Em dois anos de obstinados esforços, Champollion conseguiu estabelecer uma teoria completa e coerente dos signos hieróglifos, com indicações semânticas e gramaticais. Cada palavra – descobriu ele – estava composta de duas classes de signos: os que representavam uma idéia e os que representavam um som. Em resumo, encontrou ele a chave dos sinais simbólicos e dos sinais fonéticos. Mais alguns anos, a leitura do egípcio lhe era familiar.
Em 1828, uma excursão que o levou a delta do Nilo aos confins da Núbia, passou também por Karnak, Luxor, Abu Simbel, Tebas, Menfis e Gizeh, dando os últimos retoques na sua sabedoria. Foi uma consagração!

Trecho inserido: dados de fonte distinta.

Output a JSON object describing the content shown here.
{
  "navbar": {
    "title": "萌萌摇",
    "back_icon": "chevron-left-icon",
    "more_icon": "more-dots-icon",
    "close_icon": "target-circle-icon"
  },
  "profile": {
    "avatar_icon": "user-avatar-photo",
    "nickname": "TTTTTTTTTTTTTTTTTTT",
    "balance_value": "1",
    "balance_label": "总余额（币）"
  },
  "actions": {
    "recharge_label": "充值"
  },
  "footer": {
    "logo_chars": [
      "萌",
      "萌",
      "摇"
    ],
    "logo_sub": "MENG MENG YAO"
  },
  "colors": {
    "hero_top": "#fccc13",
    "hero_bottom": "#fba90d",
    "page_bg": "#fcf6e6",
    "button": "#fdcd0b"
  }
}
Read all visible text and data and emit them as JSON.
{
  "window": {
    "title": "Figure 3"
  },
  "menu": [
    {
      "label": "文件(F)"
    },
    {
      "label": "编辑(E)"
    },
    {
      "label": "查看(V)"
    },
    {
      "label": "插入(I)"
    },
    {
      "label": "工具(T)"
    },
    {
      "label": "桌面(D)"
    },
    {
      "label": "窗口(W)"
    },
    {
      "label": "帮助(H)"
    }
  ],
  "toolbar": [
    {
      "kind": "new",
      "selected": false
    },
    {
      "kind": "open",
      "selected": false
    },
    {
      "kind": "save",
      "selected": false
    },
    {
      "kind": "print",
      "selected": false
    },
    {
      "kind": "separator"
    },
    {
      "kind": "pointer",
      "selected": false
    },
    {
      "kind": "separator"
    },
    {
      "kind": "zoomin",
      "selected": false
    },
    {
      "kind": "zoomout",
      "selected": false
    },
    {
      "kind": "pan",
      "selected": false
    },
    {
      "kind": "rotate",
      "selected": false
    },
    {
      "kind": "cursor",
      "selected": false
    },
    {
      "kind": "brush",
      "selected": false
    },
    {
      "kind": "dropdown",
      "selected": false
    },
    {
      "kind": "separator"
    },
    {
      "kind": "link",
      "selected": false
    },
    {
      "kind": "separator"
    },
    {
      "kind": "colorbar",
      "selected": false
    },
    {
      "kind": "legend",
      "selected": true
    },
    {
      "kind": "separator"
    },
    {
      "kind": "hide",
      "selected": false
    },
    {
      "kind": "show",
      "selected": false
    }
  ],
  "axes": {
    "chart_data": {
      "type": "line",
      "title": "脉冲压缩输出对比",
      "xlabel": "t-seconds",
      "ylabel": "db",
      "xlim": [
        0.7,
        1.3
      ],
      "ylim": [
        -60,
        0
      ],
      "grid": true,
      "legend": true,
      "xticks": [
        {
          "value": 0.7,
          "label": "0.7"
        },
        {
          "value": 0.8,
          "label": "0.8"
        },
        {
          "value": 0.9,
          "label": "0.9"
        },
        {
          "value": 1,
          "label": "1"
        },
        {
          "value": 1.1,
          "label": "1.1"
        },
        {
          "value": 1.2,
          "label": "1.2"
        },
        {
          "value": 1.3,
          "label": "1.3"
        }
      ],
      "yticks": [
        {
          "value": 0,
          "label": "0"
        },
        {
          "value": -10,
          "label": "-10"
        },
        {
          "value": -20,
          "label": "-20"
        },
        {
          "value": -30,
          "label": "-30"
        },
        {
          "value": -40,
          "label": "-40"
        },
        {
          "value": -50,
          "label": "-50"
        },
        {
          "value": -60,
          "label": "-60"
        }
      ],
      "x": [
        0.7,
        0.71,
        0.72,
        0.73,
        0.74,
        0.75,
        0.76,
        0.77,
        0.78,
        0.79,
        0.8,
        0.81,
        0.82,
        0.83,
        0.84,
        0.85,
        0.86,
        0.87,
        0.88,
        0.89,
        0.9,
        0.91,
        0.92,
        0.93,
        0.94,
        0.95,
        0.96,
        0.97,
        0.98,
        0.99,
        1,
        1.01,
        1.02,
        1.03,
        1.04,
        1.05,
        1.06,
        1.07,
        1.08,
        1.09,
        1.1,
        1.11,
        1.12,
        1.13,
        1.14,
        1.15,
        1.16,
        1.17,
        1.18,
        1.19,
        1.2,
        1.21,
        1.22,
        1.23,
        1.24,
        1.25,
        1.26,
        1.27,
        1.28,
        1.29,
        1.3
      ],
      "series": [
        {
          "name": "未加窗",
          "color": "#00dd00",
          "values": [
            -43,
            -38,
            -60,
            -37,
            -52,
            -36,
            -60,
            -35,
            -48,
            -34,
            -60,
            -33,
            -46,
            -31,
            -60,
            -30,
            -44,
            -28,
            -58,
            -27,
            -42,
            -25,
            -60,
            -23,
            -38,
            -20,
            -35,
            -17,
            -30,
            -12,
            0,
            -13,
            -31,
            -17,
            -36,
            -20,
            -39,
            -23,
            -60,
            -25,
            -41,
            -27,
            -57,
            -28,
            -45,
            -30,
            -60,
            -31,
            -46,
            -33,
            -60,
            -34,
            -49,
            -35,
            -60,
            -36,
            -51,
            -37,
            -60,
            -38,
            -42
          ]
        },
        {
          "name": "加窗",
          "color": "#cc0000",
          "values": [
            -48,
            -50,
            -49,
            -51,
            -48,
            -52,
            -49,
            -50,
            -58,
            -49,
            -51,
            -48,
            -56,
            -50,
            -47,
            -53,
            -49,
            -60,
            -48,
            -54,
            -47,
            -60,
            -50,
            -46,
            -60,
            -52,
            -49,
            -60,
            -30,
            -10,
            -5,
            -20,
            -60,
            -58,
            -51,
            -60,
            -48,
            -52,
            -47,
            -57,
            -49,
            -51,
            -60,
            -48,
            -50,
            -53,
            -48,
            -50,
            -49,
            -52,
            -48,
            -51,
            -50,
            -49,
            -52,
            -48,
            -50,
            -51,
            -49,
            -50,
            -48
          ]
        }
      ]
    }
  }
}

Em 1966 passei horas e horas de emoção procurando encontrar a Pedra de Roseta, no Museu de Louvre, em Paris. Era uma busca alegre e curiosa, intensa e solitária, de quem viajava sozinho como turista. Nele encontrei a Mona Lisa, a Vitória de Samotrácia, um mundão de coisas lindas e de inestimável valor, mas não encontrei a Pedra de Roseta, página-texto de Champollion.
Na terceira visita ao Louvre, já desistente, perguntei a um vigia da seção egípcia e ele sorriu de minha ignorância de assuntos da cultura francesa: a Pedra de Roseta não está em Paris; infelizmente, encontra-se em poder do Museu de Berlim.
Espero vê-la algum dia...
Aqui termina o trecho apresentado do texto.